De acordo com os autores da ação, a avó Eulália era detentora de aproximadamente 10% da Inpasa, o que hoje lhes conferiria valor equivalente a R$ 25 milhões, a preços de mercado da Hering.
Ivo Hering está prestes a se aposentar e deixar o negócio. É hoje o maior herdeiro vivo da companhia, com cerca de 12% do capital entre ações que ele e seus filhos possuem direta e indiretamente na empresa. No fim deste mês, o bisneto do fundador passa a presidência do conselho para seu sobrinho Fabio Hering, pai de Thiago Hering, que será o novo presidente executivo. Fabio tem uma pequena participação no capital total, da ordem de 0,6%, conforme o EXAME IN apurou, ou o equivalente a R$ 22 milhões.
Embora o texto da ação demonstre que a desavença se arrasta há anos, dentro do processo de inventário da avó, somente agora os herdeiros decidiram ir à Justiça, curiosamente justo no momento em que a companhia pode trocar de mãos – após uma frustrada tentativa de acordo privado. A expectativa do mercado é que Arezzo ou outra empresa conseguirão comprar ou se combinar à Hering.
Apesar da coincidência temporal, os documentos do processo apontam que um termo para início de uma negociação extrajudicial foi encaminhado a Ivo, Klaus e Diomário, no dia 11 março, bem antes da oferta, portanto. Pedro, Rafaella e Eduardo, contudo, não tiveram sucesso na tentativa. A busca por um acordo ocorreu após o juiz do inventário de Eulália decidir que a nulidade dos tratos passados não seria possível dentro daquele processo e que seria necessária uma outra ação.
Agora, a passagem de bastão na Hering é vista como ensejo perfeito para que Thiago possa conduzir uma negociação. Algo compreendido como tremenda responsabilidade, dado os 140 anos de história da companhia.
A força da marca, a maior do varejo têxtil brasileiro, já atraiu diversos fundos renomados do país, que investiram recursos e tentaram auxiliar a gestão a promover um novo ciclo de crescimento ao longo da última década. Porém, sem sucesso. Fabio Hering preferiu sempre uma gestão conservadora. O faturamento da empresa nos últimos dez anos não acompanhou nem mesmo a inflação.
Junto com a família, com ações dispersas entre vários herdeiros e espólios, três gestoras de recursos conhecidas do mercado são os maiores acionistas: Atmos, Velt e Verde. Herdeiros, de um lado, somam quase 25%, tal e qual os fundos.

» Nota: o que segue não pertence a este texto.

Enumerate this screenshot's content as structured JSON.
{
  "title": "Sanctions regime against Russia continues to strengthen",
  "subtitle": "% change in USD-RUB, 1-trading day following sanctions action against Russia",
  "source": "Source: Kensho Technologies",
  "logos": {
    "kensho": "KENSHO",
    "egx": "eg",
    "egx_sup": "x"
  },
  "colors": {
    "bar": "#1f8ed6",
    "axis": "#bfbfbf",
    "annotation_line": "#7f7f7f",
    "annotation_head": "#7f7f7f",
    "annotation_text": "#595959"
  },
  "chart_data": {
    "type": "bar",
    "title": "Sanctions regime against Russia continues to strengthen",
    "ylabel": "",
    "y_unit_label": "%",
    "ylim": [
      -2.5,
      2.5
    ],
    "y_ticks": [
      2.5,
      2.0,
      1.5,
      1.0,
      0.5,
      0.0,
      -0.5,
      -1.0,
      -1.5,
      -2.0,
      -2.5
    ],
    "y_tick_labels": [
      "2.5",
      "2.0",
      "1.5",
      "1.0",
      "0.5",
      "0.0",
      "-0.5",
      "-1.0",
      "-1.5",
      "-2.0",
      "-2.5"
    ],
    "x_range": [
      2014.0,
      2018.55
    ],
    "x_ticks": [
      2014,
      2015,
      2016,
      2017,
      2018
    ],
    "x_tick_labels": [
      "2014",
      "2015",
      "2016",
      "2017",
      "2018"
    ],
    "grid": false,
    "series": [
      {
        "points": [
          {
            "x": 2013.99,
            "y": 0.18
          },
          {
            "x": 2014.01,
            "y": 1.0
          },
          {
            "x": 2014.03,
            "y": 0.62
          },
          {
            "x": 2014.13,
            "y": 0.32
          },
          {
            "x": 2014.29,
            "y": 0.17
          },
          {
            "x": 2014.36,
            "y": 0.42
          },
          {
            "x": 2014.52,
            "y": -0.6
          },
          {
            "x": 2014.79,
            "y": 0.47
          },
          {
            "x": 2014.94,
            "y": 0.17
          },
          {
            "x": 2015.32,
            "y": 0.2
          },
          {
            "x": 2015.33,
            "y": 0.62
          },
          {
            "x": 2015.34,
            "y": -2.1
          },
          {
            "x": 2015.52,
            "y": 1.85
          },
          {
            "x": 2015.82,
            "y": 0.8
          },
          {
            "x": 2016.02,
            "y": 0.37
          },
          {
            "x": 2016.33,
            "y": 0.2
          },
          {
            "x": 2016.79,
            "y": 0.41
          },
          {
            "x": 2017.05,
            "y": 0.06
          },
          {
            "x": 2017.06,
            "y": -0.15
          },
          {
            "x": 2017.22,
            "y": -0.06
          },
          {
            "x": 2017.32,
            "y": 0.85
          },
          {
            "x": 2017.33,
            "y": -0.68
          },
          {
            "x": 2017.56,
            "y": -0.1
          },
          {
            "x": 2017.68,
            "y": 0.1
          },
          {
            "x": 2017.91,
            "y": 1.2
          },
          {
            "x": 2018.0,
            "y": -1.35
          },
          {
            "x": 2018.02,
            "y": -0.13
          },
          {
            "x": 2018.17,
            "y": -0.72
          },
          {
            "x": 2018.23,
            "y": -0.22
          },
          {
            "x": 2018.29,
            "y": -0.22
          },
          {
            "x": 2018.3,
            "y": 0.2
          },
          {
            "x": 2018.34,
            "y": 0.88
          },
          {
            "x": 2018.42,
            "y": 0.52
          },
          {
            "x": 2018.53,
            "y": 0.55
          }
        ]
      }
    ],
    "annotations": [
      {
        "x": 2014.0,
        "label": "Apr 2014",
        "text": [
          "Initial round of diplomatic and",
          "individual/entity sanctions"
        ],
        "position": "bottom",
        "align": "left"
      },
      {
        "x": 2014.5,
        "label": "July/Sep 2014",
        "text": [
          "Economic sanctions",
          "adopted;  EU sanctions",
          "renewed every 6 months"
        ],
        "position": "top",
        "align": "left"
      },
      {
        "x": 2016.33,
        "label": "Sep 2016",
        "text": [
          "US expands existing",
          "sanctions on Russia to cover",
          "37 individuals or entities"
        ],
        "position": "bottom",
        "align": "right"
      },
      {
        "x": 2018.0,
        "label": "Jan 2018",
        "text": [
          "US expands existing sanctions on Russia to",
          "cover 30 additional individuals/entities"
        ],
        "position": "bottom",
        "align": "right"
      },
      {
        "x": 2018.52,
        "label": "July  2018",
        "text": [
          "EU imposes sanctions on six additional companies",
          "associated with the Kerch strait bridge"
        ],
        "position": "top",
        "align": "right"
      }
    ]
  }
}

Apesar de não registrar nenhuma aceleração dos negócios, a Hering conseguiu sobreviver à crise do setor têxtil e se reinventar ao migrar para o varejo. A primeira loja piloto foi inaugurada em 1993, no Rio de Janeiro e, no fim daquela década, a estrutura de franquia começou a ganhar corpo. Hoje, é uma companhia sem dívida e com uma sobra de R$ 265 milhões em caixa.
A Hering e Ivo Hering foram consultados e não quiseram se manifestar. Alegam que ainda não têm conhecimento do assunto. A reportagem não conseguiu contato nem de Klaus, nem de Diomário.